Complicity, v2
We don’t know everything about the threats currently made against my institution, Harvard, but we know enough. What we know determines what a principled response must be, and what failing to act with principle is.
But let’s start with how we know. Everyone recognizes that our media today is broken. We live within our own bubbles or loops; those loops maximize engagement, not understanding or truth. To escape distortion, we need strategies to check what we believe we know. Those strategies must look to those we respect but whose views we disagree with. For a liberal, that means the views of conservatives or libertarians, at least of those at the stage of their career where they can afford to do what’s right, or can’t live with themselves if they don’t. This doesn’t mean my truth is held hostage by them. It means only that my confidence in what I believe rises substantially if confirmed by them.
There have been many who have analyzed the illegality in the administration’s threats against the universities. David Cole’s prejudices are my own, and I find his analysis of the Title VI threats against Penn compelling. Eugene Volokh’s prejudices are not mine, but his post on Reason.com, endorsing the analysis of Chicago’s Genevieve Lakier, resolves this issue for me. Quoting Lakier in part (you should give the clicks to Reason.com),
These demands are breathtaking in their ambition. The administration appears to be asking Harvard to change not only how it regulates speech and conduct on campus but how it performs its core educational and research functions, how it determines who constitutes the university community in the first place, and how it self-governs — although, again, without giving Harvard clear direction in any of these respects.
…
There also can be no question that the demands the administration is making of Harvard are intended to suppress protected expression, of various kinds. To avoid the loss of federal funds, Harvard will have to refrain from advocating for, or empowering others to advocate for, the viewpoint that diversity, equality, and inclusion are important educational and social values. It will have to change how it oversees faculty research and teaching, and what kinds of scholarly viewpoints it hires and promotes. And it will have to suppress student speech and association, including core political expression, more severely than it has chosen to do so far — or at least it will have to promise to do so.

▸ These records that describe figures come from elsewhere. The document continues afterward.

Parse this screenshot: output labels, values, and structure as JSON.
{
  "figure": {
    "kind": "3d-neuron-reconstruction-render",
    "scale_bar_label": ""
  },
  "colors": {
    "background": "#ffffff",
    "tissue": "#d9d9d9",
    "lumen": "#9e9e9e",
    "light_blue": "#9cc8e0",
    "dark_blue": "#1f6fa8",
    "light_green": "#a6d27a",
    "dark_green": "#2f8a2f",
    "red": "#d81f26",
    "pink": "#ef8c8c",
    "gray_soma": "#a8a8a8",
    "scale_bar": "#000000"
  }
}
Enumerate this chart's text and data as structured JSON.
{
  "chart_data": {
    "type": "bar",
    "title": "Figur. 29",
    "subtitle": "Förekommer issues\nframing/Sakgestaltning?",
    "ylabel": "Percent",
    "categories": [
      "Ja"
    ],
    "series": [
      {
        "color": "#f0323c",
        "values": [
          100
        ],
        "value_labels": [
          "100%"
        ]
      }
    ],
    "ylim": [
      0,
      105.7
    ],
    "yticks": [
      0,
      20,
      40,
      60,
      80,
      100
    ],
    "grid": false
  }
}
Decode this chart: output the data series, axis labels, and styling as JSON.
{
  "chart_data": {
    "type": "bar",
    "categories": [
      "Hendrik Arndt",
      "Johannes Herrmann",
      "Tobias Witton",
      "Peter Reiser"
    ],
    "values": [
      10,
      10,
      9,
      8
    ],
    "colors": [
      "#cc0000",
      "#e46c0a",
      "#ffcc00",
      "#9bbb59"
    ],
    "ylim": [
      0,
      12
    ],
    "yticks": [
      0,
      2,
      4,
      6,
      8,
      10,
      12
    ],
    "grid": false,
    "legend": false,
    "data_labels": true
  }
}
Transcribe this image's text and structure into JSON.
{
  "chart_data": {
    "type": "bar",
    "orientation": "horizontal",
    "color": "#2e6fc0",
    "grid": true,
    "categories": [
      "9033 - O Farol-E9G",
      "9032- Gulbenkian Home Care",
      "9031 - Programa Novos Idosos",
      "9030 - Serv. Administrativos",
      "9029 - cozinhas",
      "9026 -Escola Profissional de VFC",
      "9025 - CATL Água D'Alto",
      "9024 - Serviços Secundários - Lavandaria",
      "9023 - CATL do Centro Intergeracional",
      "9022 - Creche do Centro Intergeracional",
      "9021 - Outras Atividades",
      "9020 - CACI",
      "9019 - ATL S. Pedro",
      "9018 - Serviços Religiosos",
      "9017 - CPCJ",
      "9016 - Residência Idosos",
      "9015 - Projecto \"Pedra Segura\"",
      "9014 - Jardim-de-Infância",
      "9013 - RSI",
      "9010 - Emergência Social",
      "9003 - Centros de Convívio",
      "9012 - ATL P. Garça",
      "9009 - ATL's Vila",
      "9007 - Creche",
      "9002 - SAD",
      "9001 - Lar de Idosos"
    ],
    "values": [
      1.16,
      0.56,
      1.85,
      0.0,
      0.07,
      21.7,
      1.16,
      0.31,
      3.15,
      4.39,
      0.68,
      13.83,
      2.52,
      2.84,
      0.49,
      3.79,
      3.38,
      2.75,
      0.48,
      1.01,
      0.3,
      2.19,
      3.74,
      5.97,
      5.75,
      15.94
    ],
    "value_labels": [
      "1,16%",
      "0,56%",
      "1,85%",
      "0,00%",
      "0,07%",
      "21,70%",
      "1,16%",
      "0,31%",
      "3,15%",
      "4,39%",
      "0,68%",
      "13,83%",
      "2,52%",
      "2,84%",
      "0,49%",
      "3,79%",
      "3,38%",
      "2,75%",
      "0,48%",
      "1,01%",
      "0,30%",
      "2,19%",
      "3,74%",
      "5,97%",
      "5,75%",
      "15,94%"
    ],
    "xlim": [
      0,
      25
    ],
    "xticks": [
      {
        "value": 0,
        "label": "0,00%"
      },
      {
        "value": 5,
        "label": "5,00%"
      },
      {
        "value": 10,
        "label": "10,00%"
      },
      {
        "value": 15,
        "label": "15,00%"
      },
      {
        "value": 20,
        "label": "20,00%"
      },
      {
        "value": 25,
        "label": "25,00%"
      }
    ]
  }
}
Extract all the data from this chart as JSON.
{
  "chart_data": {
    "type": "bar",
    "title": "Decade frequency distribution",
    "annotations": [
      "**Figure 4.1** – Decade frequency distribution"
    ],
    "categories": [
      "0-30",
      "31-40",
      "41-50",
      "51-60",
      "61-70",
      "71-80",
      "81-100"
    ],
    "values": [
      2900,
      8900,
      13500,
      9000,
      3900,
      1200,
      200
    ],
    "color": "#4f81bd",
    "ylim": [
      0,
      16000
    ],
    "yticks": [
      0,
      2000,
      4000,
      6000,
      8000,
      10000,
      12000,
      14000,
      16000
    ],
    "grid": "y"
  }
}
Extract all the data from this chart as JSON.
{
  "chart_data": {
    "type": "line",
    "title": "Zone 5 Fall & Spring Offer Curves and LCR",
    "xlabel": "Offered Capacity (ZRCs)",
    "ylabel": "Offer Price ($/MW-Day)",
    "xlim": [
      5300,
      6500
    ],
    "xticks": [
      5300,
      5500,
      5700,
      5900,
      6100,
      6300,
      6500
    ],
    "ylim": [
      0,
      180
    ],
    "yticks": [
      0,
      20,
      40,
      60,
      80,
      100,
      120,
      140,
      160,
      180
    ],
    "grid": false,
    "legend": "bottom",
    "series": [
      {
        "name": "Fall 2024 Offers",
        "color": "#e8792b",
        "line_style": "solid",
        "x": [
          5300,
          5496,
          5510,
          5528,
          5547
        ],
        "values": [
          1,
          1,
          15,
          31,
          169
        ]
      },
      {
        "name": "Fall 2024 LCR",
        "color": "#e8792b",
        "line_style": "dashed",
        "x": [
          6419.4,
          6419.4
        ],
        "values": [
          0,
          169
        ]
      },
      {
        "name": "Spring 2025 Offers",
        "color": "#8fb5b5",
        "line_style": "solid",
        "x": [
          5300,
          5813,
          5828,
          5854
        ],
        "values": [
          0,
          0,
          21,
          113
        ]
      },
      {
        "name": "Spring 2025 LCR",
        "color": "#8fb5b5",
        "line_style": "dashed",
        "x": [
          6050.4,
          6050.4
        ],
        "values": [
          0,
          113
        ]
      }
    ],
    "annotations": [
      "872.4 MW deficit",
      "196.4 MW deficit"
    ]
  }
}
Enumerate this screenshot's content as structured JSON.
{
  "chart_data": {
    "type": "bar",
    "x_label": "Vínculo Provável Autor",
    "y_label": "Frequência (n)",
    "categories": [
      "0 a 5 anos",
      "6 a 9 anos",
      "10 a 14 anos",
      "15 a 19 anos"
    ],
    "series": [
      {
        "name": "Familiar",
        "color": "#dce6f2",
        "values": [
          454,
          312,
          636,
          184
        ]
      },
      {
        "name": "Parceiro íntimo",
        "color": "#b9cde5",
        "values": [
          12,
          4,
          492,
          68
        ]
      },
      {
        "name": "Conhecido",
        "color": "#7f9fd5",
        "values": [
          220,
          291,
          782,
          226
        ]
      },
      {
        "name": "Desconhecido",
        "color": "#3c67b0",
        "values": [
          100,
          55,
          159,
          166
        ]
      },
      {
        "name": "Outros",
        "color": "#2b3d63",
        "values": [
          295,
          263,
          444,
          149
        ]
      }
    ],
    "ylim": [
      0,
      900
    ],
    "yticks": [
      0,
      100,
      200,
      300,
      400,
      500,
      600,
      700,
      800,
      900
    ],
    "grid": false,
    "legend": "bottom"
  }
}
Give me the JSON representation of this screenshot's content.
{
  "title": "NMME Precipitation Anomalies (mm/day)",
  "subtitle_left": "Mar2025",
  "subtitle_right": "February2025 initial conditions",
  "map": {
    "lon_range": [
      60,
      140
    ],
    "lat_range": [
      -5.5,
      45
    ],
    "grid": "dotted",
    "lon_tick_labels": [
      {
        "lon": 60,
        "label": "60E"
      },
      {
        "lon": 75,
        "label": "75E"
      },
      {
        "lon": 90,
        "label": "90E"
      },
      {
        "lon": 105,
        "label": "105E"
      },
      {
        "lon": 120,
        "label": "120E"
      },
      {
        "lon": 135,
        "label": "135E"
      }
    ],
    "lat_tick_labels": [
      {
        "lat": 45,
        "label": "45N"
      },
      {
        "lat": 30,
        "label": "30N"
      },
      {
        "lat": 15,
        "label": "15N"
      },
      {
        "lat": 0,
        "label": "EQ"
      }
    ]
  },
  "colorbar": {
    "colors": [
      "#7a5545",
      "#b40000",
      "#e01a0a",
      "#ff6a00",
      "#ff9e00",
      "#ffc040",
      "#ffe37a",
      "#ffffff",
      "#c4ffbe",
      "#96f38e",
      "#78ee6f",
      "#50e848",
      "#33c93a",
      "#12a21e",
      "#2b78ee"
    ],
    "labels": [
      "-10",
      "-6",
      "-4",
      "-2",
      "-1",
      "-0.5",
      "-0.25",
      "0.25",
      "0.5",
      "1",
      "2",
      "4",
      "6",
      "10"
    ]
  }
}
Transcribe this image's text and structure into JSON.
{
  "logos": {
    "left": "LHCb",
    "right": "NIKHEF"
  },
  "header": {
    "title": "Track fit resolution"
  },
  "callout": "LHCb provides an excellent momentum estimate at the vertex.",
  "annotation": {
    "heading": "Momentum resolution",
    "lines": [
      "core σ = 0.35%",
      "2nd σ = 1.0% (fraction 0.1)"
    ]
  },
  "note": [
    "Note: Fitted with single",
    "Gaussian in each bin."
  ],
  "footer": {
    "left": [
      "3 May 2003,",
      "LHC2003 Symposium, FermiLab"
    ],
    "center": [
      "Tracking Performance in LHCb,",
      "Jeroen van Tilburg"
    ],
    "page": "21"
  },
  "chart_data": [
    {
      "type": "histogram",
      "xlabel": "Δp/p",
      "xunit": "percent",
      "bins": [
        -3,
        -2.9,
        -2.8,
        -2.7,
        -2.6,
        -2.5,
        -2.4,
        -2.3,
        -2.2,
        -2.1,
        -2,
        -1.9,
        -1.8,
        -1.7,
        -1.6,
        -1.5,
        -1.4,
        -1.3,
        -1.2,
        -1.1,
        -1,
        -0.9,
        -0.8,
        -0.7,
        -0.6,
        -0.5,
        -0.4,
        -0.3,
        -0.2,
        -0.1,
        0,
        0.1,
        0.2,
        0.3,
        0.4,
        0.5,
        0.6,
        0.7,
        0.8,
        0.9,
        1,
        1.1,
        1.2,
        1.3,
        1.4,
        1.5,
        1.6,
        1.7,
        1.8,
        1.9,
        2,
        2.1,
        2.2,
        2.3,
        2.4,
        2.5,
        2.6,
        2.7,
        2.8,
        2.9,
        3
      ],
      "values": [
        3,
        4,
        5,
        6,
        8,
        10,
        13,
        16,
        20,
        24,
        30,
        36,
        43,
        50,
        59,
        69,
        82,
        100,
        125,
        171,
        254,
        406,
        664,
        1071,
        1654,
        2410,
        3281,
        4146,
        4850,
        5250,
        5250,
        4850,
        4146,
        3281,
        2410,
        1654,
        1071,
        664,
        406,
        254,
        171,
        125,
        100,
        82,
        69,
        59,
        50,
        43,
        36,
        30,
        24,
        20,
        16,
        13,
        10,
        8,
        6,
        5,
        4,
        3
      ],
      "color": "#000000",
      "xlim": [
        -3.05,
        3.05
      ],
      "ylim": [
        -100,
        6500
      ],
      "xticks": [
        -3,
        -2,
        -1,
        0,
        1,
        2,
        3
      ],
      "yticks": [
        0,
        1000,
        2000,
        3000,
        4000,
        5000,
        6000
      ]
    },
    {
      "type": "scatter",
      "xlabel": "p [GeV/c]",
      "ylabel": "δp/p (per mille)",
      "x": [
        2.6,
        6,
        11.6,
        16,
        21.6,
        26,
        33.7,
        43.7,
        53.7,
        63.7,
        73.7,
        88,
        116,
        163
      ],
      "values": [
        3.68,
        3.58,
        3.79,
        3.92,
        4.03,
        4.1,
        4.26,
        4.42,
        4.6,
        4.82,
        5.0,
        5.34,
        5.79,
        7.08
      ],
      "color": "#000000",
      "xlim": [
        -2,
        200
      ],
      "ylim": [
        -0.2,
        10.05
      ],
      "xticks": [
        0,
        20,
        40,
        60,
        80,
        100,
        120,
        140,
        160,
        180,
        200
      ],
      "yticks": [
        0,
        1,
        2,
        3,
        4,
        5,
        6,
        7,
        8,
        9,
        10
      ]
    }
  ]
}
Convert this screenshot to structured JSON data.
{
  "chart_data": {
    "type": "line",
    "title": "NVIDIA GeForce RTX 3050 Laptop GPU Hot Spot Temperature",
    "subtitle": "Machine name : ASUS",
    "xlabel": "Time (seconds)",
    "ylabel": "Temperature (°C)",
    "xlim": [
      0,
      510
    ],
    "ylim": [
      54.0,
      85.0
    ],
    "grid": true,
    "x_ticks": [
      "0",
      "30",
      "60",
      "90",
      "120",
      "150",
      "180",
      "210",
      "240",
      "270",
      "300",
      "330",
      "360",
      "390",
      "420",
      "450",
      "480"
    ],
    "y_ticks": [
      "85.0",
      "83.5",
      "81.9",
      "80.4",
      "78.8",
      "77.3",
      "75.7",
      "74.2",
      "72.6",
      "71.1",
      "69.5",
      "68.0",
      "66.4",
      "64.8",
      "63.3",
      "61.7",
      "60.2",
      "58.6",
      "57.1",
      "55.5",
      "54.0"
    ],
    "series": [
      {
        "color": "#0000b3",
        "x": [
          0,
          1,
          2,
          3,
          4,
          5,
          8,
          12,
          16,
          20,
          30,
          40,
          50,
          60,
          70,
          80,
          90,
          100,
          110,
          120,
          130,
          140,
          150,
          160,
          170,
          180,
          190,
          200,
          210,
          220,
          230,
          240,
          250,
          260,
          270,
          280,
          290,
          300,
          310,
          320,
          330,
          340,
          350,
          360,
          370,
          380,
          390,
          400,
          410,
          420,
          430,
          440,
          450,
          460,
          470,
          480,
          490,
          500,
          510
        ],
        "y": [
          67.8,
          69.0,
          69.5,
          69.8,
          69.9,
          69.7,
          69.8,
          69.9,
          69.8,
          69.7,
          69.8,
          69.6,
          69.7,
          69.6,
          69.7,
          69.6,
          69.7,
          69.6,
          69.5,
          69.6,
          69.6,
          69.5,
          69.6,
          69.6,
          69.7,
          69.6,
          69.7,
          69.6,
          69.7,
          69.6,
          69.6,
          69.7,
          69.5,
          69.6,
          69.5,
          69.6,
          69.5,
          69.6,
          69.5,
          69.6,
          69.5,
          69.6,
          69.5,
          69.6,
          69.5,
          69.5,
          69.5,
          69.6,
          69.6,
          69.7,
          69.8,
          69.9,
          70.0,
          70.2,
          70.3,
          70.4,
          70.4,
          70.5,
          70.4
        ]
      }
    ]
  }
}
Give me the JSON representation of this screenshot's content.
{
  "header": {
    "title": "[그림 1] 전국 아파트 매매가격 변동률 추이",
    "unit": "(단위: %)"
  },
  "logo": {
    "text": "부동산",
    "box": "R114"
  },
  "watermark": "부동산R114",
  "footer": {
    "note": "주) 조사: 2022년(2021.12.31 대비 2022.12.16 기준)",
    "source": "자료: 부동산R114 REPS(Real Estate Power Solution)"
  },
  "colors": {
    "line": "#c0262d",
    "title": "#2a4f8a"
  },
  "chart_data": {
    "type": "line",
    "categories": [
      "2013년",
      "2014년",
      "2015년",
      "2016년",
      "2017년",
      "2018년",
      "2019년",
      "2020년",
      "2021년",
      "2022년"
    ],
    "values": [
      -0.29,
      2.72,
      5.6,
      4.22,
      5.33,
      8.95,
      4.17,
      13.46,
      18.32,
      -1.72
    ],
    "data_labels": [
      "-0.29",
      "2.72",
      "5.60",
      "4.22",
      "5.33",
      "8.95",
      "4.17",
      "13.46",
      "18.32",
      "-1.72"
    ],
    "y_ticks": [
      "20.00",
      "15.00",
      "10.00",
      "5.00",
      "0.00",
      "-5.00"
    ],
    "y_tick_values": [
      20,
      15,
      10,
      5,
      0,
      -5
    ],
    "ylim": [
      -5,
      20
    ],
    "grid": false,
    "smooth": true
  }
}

… The fact that this kind of tactic can succeed in coercing even very rich and powerful institutions to comply demonstrates how effective, and dangerous, it can be as a tool of speech suppression.
That part (and again, the full analysis is compelling, so please read that as well) establishes the Trump administration’s wrong. But it is the next part that’s important to me. Given the wrong in the Trump administration’s actions, what are the obligations of the Harvard administration? Lakier writes:
Hopefully the fact that complying with the government’s demands will require Harvard to abandon the values it has argued are “uniquely important” to it as an educational institution will mean that, in the end, the university will not choose the path of appeasement that Columbia has chosen so far but will instead defend its own institutional expressive interests, as well as those of its student and faculty, in court. If Harvard does give in, however, we should all recognize what it is doing — namely, enabling, and thereby encouraging, the unconstitutional actions of an administration that appears hellbent on destroying the independence of American higher education, one rich ivy-covered institution at a time.
Please read these two sentences carefully, and distinctly, because they express fully the complexity of the moment.
I am “hopeful” that Harvard will do the right thing. I have worked with the President; the Provost is a friend; the members of the Harvard Corporation that I know are all people of the highest integrity. None of them got to where they are by ignoring right, or giving truck to wrong.
But friendship and confidence aside, each of us must affirm what is true so that we each, individually, will face the costs of hypocrisy if right caves to wrong. So let this be my own clear statement: If my university gives into these illegal and unconstitutional threats, then it will be complicit in these wrongs, and responsible, in part at least, for every victim after us. Julia Ioffe puts it well:
I don’t doubt that fighting these wrongs will be costly. All of us should be willing to bear part of that cost. But we come from the land of Thoreau, and we should be willing to embrace his essential truths — if not “Under a government which imprisons any unjustly, the true place for a just man is also a prison” then at least this:
Action from principle, the perception and the performance of right, changes things and relations.
Thoreau called such action “revolutionary.” Ten weeks into this nightmare, “revolutionary” is not the right word. For us, now, “action from principle” is resistance — a resistance against the revolution that Trump is illegally effecting. For this revolution was not what America voted for, it is not what America supports, it’s not even what Trump’s own party has endorsed. It is simply the authoritarian acts of a man who feels (justifiably, see Trump v. United States) that the Supreme Court has given him a free pass to practice his mob-like influence to whatever insane end he is pursuing. (And obtw, which country escaped Trump’s new tariffs?)
This is the Trump revolution, enabled by the most comfortable cowards humanity has ever known, and which people — and institutions—of principle, on the right and left, must stand together to resist.